La IA Generativa permite producir más, mejor y en menos tiempo sin incrementar el tamaño de los equipos. El valor ya no reside en el volumen de recursos desplegados, sino en la capacidad real, los activos de software y los resultados entregados.
Aquí surge un problema crítico: una oferta impulsada por IA puede ser extraordinariamente competitiva y, aun así, ser descartada por no alcanzar la cuota mínima de horas del pliego. Lo que el sistema identifica como baja temeraria puede ser, en realidad, eficiencia real y demostrable.
Los marcos de evaluación basados en esfuerzo penalizan la innovación. La Administración necesita adaptarse a un entorno donde la capacidad de un equipo ya no depende de su tamaño, sino de su talento experto y de la adopción inteligente de la IA.
Adoptar IA en el sector público no es solo una cuestión de eficiencia. Es una cuestión de legalidad y garantías ciudadanas. La Ley 39/2015 obliga a la Administración a motivar sus decisiones. Cuando esas decisiones son adoptadas por algoritmos opacos, se genera indefensión ciudadana.
El caso del software BOSCO lo ilustra con claridad: el Tribunal Supremo, en su Sentencia 7878/2024, determinó que cuando un algoritmo genera derechos, el ciudadano puede inspeccionar su código. La IA pública no tiene secretos.
El Reglamento UE 2024/1689 va en la misma línea: las herramientas de IA que asisten procesos de contratación pública son Sistemas de Alto Riesgo, con obligaciones concretas de transparencia, trazabilidad, supervisión humana y auditoría previa.
Los pliegos deben evolucionar. El modelo tradicional —horas, supervisión mecánica, auditoría opaca— da paso a un modelo orientado a activos, resultados y transparencia algorítmica.

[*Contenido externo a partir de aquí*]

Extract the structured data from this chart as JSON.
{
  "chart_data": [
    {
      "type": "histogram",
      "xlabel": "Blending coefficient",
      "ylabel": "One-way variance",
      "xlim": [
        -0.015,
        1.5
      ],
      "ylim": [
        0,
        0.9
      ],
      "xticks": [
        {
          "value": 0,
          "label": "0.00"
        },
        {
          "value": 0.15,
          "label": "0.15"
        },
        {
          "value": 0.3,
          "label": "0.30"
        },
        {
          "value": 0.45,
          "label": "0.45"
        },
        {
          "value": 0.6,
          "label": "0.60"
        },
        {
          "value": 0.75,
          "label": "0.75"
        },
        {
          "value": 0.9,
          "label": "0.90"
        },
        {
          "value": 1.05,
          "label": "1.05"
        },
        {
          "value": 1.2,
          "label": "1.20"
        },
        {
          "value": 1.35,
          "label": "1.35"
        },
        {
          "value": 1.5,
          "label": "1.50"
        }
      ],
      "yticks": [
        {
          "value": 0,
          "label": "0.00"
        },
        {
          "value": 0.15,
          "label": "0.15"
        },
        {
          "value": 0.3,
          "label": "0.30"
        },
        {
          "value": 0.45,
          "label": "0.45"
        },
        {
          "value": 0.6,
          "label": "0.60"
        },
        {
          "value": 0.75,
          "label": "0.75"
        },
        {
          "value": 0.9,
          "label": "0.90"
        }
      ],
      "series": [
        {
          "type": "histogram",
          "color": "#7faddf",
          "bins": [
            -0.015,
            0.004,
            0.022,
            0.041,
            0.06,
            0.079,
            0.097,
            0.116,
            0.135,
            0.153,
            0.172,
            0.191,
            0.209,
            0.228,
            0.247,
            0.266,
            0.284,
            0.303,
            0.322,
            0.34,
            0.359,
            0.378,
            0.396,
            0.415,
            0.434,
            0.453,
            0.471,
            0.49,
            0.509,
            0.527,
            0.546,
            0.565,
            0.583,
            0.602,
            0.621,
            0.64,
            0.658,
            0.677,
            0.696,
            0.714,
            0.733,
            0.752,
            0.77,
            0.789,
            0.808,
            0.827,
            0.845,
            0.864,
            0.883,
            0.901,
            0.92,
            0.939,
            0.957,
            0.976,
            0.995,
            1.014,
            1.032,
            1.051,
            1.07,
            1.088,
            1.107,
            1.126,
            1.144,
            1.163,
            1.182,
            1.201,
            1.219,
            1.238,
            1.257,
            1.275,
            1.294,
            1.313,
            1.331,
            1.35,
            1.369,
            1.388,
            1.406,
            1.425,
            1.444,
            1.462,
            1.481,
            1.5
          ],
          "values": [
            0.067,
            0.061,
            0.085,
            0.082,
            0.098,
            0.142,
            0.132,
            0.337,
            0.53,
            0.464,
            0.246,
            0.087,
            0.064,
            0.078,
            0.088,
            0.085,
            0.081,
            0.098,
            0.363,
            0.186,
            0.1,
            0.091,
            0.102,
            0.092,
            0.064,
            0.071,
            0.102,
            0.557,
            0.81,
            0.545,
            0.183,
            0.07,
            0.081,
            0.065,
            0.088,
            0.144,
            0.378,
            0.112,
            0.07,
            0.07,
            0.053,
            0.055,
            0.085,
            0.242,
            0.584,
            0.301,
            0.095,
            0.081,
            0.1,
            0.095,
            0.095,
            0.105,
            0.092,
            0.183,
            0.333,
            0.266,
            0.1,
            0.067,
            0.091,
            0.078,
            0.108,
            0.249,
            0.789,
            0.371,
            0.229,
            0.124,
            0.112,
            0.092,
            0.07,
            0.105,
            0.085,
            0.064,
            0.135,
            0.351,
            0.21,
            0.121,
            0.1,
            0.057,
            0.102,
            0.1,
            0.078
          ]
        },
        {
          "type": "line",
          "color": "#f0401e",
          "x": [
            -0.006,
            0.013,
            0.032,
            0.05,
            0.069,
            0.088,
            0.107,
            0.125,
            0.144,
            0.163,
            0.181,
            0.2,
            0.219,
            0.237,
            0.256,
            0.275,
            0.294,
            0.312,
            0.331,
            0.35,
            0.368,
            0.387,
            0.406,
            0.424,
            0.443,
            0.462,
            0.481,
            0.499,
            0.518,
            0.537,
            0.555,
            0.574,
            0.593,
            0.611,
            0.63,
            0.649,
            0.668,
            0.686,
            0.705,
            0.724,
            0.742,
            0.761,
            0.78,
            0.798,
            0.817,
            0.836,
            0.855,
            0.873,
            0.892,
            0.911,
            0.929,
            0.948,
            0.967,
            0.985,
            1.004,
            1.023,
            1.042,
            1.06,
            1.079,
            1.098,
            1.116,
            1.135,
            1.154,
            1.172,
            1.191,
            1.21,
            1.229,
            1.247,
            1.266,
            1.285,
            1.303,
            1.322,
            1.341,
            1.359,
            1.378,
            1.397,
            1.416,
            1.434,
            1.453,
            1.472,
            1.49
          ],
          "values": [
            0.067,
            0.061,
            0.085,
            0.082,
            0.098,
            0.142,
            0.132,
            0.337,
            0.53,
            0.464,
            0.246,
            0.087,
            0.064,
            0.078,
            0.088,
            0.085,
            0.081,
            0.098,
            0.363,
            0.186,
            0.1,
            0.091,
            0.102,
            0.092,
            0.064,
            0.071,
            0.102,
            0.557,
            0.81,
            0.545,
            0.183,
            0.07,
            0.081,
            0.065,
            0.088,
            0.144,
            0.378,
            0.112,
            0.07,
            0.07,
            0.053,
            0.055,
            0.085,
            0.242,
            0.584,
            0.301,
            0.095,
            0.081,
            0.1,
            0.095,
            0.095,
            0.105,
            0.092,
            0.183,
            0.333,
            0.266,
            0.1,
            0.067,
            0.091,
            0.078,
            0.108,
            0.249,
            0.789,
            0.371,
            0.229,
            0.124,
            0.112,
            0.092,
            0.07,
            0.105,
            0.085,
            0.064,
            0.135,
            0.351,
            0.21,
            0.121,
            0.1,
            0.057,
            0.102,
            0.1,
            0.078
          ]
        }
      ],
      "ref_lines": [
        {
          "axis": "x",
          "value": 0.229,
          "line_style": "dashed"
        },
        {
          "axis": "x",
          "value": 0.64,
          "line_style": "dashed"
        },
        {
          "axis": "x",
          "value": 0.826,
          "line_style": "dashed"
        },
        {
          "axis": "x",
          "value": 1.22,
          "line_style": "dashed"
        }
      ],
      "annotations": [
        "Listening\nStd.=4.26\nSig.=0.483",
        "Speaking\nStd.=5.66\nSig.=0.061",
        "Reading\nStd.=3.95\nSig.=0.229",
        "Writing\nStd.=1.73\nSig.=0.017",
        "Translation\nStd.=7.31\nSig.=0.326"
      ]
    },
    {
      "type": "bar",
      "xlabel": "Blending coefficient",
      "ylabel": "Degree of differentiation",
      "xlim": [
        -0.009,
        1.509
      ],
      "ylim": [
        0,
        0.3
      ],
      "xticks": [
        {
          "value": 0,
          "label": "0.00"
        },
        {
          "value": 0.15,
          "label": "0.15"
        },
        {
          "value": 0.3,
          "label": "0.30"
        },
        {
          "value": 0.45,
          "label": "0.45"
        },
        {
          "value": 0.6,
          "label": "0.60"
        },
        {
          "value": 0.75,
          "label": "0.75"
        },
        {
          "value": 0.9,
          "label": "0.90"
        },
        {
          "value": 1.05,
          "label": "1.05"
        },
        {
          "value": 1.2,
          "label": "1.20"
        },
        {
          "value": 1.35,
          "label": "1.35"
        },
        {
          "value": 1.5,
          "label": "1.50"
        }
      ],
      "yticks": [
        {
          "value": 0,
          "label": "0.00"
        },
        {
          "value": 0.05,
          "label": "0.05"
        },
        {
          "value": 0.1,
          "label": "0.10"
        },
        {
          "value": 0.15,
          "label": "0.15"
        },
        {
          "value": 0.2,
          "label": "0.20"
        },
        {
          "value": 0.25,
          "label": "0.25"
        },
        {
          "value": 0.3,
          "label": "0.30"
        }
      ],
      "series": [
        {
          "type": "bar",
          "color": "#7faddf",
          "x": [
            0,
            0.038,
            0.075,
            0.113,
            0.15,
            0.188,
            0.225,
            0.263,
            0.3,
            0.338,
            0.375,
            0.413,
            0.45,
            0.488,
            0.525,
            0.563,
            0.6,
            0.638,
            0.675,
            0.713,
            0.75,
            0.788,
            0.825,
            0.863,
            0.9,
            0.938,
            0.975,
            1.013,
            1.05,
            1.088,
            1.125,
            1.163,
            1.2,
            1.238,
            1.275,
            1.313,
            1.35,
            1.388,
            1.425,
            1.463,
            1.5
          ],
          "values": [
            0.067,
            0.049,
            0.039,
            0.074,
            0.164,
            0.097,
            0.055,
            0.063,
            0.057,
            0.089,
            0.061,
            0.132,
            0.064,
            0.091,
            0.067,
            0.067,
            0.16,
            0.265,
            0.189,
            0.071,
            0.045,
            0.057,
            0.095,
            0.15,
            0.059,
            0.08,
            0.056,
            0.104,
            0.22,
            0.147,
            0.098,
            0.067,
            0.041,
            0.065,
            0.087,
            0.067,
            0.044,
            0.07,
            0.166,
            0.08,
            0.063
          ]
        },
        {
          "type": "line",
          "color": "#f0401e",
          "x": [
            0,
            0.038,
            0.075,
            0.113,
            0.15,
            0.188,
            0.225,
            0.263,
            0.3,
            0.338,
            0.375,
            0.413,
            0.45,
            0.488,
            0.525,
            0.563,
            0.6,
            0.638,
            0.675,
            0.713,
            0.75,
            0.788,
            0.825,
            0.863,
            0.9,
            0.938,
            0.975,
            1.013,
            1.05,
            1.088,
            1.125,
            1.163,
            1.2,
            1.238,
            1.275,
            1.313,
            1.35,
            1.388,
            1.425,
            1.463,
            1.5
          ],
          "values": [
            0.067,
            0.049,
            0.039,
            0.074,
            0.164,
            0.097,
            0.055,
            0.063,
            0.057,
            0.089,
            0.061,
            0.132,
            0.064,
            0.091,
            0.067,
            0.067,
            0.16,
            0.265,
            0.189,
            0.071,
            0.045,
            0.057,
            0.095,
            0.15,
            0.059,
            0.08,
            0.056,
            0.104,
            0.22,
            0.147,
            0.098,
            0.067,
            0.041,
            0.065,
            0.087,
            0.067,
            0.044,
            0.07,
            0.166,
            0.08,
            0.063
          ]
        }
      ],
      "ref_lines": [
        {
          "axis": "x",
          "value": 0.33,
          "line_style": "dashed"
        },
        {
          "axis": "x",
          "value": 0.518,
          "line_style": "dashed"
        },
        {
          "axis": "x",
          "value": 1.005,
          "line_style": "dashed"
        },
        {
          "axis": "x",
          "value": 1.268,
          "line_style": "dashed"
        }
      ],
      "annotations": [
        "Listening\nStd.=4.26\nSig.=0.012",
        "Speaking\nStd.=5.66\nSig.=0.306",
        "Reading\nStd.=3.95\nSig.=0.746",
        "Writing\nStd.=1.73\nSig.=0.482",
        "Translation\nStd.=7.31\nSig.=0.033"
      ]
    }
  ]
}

Esto implica incorporar nuevos requisitos: gestión de riesgos durante todo el ciclo de vida, datos representativos y libres de sesgos, documentación exhaustiva de decisiones algorítmicas y supervisión humana con capacidad real de intervención. Ciudades como Ámsterdam y Helsinki, o iniciativas como Etalab en Francia, ya han articulado registros públicos de algoritmos que marcan el camino a seguir.
Existe un enfoque que no consiste en ofrecer más recursos humanos, sino en construir modelos de ejecución más eficientes y auditables, manteniendo el cumplimiento legal en todo momento. Es precisamente la dirección que desde Axpe Consulting se ha tomado para acompañar a las Administraciones Públicas en esta transición.
Tres palancas lo hacen posible: equipos en diamante formados por expertos que validan y supervisan a los agentes de IA; industrialización con SLMs y arquitecturas explicables by design que garantizan la trazabilidad de cada decisión; y un alineamiento total con el Reglamento UE 2024/1689 y el Derecho Administrativo español.
El viejo mundo compraba horas, evaluaba volumen y asumía la opacidad. El nuevo mundo contrata capacidad, mide resultados y exige transparencia.
La IA permite una eficiencia sin precedentes, pero solo genera valor público real si va acompañada de garantías sólidas de explicabilidad y control humano. El futuro de la contratación IT pública no se mide en horas. Se mide en impacto.